There is no comparison between the two. Martha Stewart was running a real business and made the mistake of talking to police without a lawyer -- that's very different from running a giant sham operation that defrauded many.
The mistake she made was not that she talked to police without a lawyer, but that she lied to investigators. Yes, I'm sure the lawyer would not have let her make up those lies, but it's not like she just behaved well and got railroaded some how. And I never understood why she lied in the first place. If your paid broker gives you a tip that a CEO is dumping his shares, are you not allowed to act on it?
Some interrogators are really good at phrasing and intoning a question making it seem like they're inquiring about something very wrong, worth trying to cover up, e.g., "you didn't have any information about XYZ selling his shares, did you?" It shouldn't work if the target is thinking straight, but the whole point is to trigger a knee-jerk emotional reaction.
Martha Stewart wholesale lied by saying that she and her broker had a pre-set price point of $60 for when to dump ImClone. That part is completely fabricated by Stewart. It's impossible to mess up 'My stock broker told me CEO was dumping his shares' with 'We agreed to sell at $60'
Martha Stewart actually created products, and was good at it
Yeah but insider trading is different than fraud. The line is blurry, but I'm sure everyone at that level has some level of inside knowledge they have traded on at one time or another.

Holmes on the other hand was directly defrauding investors, why would you want her on an executive team/board trying to get investments?

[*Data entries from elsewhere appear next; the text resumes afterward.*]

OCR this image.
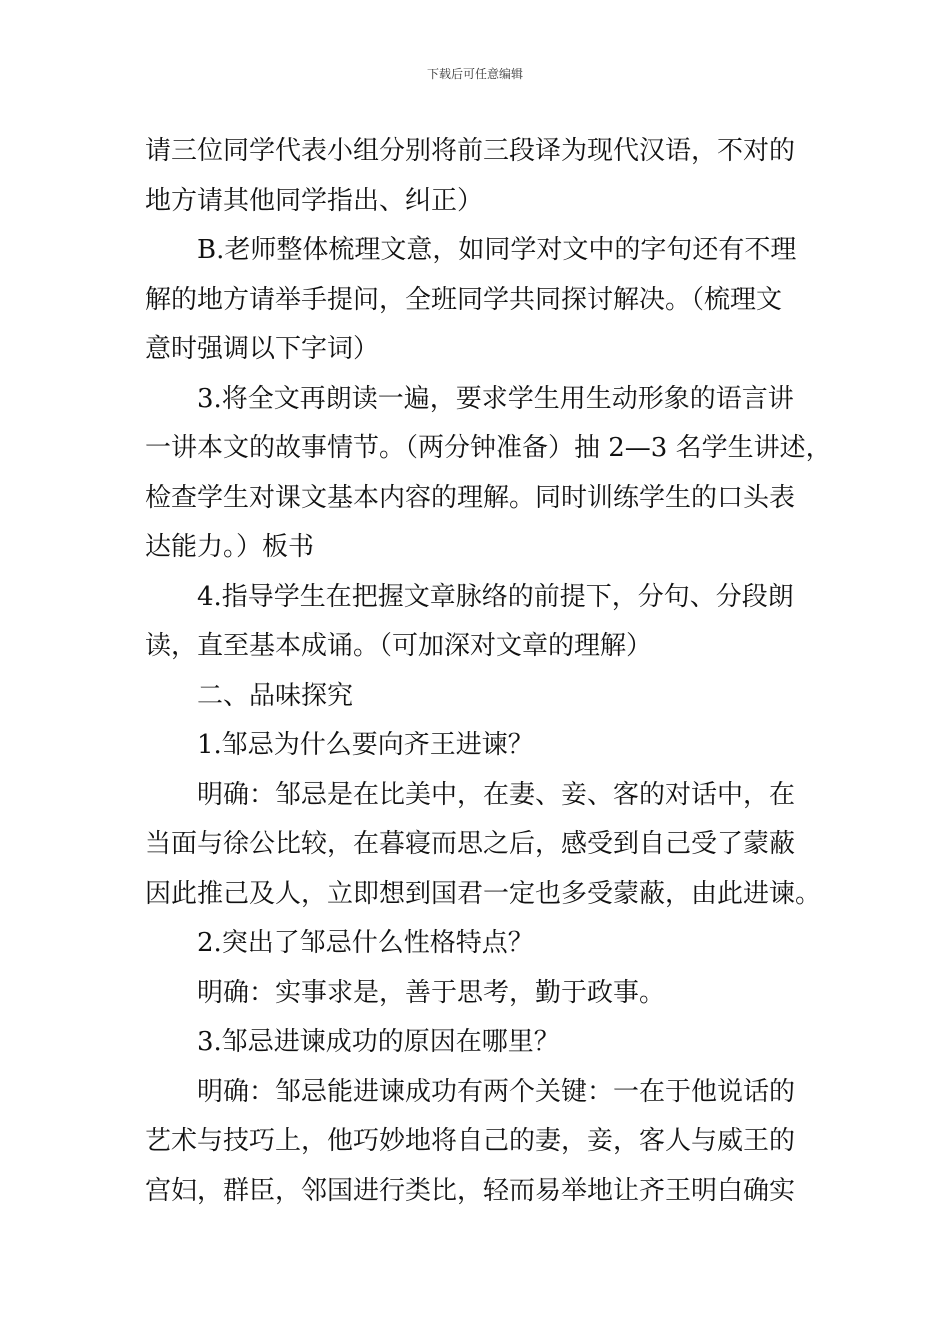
下载后可任意编辑
请三位同学代表小组分别将前三段译为现代汉语，不对的
地方请其他同学指出、纠正）
B.老师整体梳理文意，如同学对文中的字句还有不理
解的地方请举手提问，全班同学共同探讨解决。（梳理文
意时强调以下字词）
3.将全文再朗读一遍，要求学生用生动形象的语言讲
一讲本文的故事情节。（两分钟准备）抽 2—3 名学生讲述，
检查学生对课文基本内容的理解。同时训练学生的口头表
达能力。）板书
4.指导学生在把握文章脉络的前提下，分句、分段朗
读，直至基本成诵。（可加深对文章的理解）
二、品味探究
1.邹忌为什么要向齐王进谏？
明确：邹忌是在比美中，在妻、妾、客的对话中，在
当面与徐公比较，在暮寝而思之后，感受到自己受了蒙蔽
因此推己及人，立即想到国君一定也多受蒙蔽，由此进谏。
2.突出了邹忌什么性格特点？
明确：实事求是，善于思考，勤于政事。
3.邹忌进谏成功的原因在哪里？
明确：邹忌能进谏成功有两个关键：一在于他说话的
艺术与技巧上，他巧妙地将自己的妻，妾，客人与威王的
宫妇，群臣，邻国进行类比，轻而易举地让齐王明白确实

Because she's a proven executor on defrauding investors?
The problem with insider trading is that it creates perverse incentives. It, in itself, does not necessarily defraud.

If I work for Apple, and I sneak a glance at their balance sheet, and short its stock, I did not rob APPL shareholders. It's still illegal, and insider trading (Because otherwise, I'd have an incentive to actively sink the company, while benefiting from a short.)